When the Mayflower landed at Plymouth Rock almost four centuries ago, Christians laid the foundations for a republic.
Thanksgiving is a traditional American holiday celebrated on the third Thursday in November. The roots of the holiday date back to the early 17th century when a group of Christians made a difficult voyage from Europe to start a colony where they could worship God in freedom. Their first winter in what is now Massachusetts was devastating, and more than half of them died. The harvest later that year was minimal, but in response to their prayers and faith, the Lord miraculously protected them and gave them an abundant harvest the following autumn. In thanks for God’s many miracles that enabled them to survive and prosper, they celebrated with a feast of thanksgiving, which Americans commemorate today.
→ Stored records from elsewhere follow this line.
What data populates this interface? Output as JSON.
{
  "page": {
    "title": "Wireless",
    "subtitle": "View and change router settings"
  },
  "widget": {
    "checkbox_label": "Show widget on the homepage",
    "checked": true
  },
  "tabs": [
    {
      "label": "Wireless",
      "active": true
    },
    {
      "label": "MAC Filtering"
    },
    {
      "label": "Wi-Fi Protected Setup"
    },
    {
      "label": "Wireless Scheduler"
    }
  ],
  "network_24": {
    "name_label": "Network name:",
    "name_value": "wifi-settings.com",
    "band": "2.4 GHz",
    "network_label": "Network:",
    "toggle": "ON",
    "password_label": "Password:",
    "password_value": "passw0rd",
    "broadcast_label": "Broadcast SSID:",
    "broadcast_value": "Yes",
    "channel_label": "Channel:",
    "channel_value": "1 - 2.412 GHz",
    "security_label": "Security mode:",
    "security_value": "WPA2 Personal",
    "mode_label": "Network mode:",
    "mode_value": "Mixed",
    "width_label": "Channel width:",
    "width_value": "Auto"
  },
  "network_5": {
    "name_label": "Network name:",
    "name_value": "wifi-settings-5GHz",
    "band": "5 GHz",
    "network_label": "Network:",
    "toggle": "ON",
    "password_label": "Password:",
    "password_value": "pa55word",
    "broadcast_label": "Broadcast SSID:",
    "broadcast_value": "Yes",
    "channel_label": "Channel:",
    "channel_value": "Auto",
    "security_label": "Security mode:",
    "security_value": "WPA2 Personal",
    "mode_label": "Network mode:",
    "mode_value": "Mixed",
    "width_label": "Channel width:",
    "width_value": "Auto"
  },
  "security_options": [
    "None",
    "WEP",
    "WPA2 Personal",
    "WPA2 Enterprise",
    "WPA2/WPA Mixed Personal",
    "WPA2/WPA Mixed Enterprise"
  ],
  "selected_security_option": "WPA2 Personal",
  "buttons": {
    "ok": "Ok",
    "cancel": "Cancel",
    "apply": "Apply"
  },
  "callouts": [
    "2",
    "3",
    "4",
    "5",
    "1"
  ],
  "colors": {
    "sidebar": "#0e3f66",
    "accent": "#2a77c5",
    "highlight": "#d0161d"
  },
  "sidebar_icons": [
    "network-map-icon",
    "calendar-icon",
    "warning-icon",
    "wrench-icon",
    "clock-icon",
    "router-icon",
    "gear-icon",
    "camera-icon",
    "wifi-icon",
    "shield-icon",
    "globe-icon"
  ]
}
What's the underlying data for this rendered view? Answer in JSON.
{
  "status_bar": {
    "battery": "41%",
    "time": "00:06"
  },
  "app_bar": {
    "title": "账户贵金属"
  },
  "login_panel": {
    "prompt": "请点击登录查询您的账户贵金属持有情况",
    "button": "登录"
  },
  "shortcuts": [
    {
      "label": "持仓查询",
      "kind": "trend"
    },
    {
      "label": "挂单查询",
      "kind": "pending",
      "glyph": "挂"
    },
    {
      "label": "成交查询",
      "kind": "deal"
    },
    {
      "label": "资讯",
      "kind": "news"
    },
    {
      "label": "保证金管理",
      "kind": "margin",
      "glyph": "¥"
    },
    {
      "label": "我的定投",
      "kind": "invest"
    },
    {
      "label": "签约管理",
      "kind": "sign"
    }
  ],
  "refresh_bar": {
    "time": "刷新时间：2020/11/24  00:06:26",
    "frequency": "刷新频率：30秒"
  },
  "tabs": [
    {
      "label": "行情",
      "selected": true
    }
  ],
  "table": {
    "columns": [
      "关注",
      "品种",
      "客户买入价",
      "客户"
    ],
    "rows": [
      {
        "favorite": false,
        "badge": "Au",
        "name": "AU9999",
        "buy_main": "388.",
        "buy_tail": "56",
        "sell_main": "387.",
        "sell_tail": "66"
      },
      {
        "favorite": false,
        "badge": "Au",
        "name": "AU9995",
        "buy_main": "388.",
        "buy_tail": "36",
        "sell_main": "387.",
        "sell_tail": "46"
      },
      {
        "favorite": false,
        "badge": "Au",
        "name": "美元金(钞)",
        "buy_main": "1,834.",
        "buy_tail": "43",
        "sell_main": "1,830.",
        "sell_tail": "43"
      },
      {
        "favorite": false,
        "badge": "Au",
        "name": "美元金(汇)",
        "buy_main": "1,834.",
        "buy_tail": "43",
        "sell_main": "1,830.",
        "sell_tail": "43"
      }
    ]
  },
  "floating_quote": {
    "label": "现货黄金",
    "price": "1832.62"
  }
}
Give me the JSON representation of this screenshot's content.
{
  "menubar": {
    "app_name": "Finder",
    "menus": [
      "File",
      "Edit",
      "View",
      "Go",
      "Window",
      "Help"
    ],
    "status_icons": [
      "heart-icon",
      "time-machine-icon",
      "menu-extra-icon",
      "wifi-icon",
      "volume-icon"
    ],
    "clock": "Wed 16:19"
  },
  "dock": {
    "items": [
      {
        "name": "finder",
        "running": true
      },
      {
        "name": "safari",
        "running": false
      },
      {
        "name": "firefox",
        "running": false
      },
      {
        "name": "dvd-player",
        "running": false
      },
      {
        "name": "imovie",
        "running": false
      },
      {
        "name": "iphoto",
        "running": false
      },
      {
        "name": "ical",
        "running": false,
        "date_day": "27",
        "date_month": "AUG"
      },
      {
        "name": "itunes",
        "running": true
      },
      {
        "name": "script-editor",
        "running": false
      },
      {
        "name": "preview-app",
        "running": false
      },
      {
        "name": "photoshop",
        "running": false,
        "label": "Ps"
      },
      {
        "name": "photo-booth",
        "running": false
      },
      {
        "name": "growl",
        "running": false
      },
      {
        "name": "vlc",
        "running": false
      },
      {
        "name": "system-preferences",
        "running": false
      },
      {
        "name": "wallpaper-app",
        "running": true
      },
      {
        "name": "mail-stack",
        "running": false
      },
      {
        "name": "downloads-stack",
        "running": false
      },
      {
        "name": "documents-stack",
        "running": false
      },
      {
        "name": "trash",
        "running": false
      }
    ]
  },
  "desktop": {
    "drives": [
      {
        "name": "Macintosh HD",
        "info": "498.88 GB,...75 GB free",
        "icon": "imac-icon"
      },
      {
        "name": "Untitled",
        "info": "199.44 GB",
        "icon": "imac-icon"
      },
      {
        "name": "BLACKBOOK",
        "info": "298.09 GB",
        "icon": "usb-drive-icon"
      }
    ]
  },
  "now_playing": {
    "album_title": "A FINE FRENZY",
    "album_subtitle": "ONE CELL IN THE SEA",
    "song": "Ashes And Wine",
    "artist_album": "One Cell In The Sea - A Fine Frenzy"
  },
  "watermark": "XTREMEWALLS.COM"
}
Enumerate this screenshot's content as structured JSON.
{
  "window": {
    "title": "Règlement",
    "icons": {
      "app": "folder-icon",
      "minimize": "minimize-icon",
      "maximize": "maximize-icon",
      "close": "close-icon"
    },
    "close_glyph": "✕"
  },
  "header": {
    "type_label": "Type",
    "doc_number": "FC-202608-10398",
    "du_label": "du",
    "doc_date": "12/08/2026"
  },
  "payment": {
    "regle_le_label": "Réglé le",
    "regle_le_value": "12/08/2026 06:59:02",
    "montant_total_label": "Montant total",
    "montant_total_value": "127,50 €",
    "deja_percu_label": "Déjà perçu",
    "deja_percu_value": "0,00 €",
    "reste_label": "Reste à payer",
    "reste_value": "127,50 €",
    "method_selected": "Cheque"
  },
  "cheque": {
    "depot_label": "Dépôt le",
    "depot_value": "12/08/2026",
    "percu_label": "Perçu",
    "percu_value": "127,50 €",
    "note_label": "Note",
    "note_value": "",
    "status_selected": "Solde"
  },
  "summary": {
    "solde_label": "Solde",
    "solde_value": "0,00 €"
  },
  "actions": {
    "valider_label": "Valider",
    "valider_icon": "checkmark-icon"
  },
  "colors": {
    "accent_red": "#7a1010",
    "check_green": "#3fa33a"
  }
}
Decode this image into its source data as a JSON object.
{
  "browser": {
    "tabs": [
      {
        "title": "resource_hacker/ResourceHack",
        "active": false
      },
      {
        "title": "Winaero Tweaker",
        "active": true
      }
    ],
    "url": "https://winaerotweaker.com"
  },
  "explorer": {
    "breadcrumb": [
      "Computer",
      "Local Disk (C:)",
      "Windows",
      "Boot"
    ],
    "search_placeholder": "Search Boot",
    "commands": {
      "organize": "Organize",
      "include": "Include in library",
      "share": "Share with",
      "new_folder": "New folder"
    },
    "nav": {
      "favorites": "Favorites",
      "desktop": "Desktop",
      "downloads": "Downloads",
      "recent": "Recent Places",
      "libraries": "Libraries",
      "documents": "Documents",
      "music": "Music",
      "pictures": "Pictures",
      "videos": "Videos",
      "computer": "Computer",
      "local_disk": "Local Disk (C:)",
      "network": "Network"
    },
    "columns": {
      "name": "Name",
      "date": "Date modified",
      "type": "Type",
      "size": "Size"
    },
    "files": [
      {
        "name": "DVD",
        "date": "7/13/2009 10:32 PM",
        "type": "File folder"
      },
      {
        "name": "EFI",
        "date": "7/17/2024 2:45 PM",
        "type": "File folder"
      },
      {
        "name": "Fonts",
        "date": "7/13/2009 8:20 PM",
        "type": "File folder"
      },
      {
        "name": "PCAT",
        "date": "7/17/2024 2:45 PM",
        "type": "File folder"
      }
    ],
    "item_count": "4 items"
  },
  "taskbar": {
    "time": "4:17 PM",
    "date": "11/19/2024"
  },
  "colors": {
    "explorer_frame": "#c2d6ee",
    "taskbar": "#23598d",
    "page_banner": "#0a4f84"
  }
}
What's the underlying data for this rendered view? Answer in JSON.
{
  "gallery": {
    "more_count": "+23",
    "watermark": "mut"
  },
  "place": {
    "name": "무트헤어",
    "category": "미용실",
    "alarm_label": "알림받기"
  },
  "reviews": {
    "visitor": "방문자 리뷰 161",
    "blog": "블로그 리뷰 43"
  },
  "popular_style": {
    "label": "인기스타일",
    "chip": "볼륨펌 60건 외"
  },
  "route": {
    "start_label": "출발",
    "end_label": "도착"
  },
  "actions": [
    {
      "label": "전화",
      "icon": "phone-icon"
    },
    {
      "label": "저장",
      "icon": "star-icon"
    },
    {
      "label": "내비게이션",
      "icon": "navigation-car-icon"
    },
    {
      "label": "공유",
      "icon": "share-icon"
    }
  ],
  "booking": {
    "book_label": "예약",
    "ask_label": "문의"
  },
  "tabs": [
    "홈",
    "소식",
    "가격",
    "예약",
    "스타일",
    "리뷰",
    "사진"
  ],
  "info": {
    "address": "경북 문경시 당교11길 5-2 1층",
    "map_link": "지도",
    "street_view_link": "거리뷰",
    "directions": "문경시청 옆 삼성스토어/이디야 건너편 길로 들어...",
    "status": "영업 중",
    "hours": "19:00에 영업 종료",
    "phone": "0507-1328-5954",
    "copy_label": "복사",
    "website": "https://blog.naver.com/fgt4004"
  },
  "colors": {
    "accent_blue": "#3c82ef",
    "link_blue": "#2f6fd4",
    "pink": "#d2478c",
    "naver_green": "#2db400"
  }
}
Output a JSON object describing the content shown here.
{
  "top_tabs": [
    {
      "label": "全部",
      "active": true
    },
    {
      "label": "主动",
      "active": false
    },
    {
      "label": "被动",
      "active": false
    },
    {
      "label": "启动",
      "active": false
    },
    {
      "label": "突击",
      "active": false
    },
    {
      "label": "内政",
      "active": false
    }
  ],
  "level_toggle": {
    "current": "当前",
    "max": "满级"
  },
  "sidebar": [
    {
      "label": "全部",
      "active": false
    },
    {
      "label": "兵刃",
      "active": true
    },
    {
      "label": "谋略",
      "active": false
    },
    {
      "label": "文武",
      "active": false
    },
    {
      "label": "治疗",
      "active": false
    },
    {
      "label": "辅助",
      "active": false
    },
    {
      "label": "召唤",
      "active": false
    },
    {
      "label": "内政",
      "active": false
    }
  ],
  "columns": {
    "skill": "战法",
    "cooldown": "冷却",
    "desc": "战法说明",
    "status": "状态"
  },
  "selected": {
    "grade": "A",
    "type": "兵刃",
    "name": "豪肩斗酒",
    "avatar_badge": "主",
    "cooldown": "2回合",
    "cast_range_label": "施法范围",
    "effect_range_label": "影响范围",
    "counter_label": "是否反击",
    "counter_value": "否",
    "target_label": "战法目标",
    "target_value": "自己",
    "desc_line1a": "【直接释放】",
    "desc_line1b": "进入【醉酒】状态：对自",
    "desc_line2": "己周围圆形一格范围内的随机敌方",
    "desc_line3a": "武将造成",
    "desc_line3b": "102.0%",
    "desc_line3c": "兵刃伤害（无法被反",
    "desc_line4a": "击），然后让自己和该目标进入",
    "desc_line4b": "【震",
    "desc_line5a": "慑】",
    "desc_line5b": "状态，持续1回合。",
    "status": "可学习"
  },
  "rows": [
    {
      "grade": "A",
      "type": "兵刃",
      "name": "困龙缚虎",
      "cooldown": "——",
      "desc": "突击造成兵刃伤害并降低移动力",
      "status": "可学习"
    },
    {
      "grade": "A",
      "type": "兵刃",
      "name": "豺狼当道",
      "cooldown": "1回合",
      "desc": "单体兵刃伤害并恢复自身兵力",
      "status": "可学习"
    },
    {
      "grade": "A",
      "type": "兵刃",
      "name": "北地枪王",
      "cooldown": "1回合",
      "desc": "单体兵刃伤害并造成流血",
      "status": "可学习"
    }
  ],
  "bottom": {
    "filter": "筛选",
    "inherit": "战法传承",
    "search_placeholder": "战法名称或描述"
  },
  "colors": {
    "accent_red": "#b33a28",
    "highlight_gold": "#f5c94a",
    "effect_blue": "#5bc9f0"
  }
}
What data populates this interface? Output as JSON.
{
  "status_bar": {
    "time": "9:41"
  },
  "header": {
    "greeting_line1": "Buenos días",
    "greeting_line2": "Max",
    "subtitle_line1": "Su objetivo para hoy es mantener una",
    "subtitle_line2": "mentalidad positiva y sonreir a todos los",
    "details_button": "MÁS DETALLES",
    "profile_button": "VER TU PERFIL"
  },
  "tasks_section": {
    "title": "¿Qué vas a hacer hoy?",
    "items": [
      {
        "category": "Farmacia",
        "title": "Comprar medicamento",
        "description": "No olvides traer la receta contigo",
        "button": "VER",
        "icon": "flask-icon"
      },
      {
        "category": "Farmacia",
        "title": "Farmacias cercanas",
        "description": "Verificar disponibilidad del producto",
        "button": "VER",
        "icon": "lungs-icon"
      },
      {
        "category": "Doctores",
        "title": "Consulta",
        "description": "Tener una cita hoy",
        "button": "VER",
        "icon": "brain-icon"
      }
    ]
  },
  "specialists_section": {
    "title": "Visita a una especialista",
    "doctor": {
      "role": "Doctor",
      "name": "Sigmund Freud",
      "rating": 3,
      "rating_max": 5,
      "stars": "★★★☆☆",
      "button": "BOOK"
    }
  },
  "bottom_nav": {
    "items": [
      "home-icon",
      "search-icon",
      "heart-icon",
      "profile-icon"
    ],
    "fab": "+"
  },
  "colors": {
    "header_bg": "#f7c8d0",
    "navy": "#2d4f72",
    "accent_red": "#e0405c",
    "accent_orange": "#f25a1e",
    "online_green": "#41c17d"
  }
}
While not all the first settlers who came to these shores were Christians, the Pilgrims – and the Puritans who followed them – were strong believers in the God of the Bible. Every part of the society that they established, from government to schools to business to law, was firmly founded on God’s Word and His principles.
Although America has strayed far from these ideals, it is good for all of us – Chinese and Americans – to study the lives of these courageous early settlers. The God who helped them 375 years ago is the same God who helps us today. If you need a miracle in your own life, He is the one to ask.
– Wang Jiapu
When Americans look back to their beginnings, they usually point to the little band of sea-weary pioneers that landed in 1620 at Plymouth Rock. Of the more than 100 Pilgrims aboard the Mayflower, the majority were devout Christians. They were Separatists bent on shaking the Church of England and building a new life in an unknown wilderness, where they could worship the Lord in the way they believed the Scriptures taught.
Halfway across the Atlantic, the Mayflower and her crew faced near disaster in a terrific storm that caused one of the main beams to bow and crack. Although the passengers and crew wanted to turn back, Christopher Jones, the ship’s Master, assured all that the vessel was “strong and firm under water.” He ordered the beam to be secured. It was hoisted into place by a great iron screw that, fortunately, the Pilgrims brought out of Holland. Upon raising the beam, they “committed themselves to the will of God and resolved to proceed.”
The battered ship finally came within sight of Cape Cod on November 19, 1620. The Pilgrims scanned the shoreline just to the west of them and described it as “a goodly land wooded to the brink of the sea,” which was true of Cape Cod at that time. But they had no patent to sanction their going ashore at Cape Cod, for their charter had been issued for the Virginia Colony – still to the south. This was “no man’s land.”
The ship moved out into the deep water again while her occupants pondered what to do. Their decision: the Mayflower Compact. It was intended only as a temporary pact to keep the law and order among themselves in a wilderness where there was no law. Yet that historic agreement laid the foundations of law and order and established the first “civil body politic” in America.
At the heart of the compact lay an undisputed conviction that God must be at the center of all law and order and that law without a moral base is really no law at all.
The compact also rested on a “covenant” agreement, and this too would later help lay the foundations of the American republic. All law, they insisted, would rest not upon a monarchy or a dictatorship, but upon “the consent of the governed.” It was a revolutionary concept for its time.
The day the Pilgrims signed the Mayflower Compact, according to their own historian, William Bradford, “They came to an anchor in the Bay, which is a good harbor…compassed about to the very sea with pines, juniper, sassafras and other sweet wood….” And there, said Bradford, recounting the events several years later, they “blessed the God of heaven, who had brought them over the fast and furious ocean…and a sea of troubles before. ‘Let them, therefore, praise the Lord, because He is good and His mercies endure forever.’” (Scripture quoted from the Geneva Bible used by the Pilgrims.)
From The Rebirth of America, by the Arthur S. DeMoss Foundation, © 1986. Used with permission.
The Mayflower Compact
In the name of God, Amen. We whose names are underwritten, the loyal subjects of our dread Sovereign Lord King James by the grace of God, of Great Britain, France, and Ireland, king, defender of the faith, etc.
Having undertaken for the glory of God and advancement of the Christian faith and honor of our king and country, a voyage to plant the first colony in the northern parts of Virginia, do by these present solemnly and mutually in the presence of God, and one another, covenant and combine ourselves together into a civil body politic; for our better ordering and preservation and furtherance of the ends aforesaid, and by virtue hereof to enact, constitute, and frame such just and equal laws, ordinances, acts, constitutions, and offices, from time to time, as shall be thought most meet and convenient for the general good of the colony: unto which we promise all due submission and obedience. In witness whereof we have hereunder subscribed our names at Cape Cod the 11th of November, in the year of the reign of our Sovereign Lord King James of England, France, and Ireland the eighteenth and of Scotland the fifty-fourth. Anno Domini [the year of our Lord] 1620.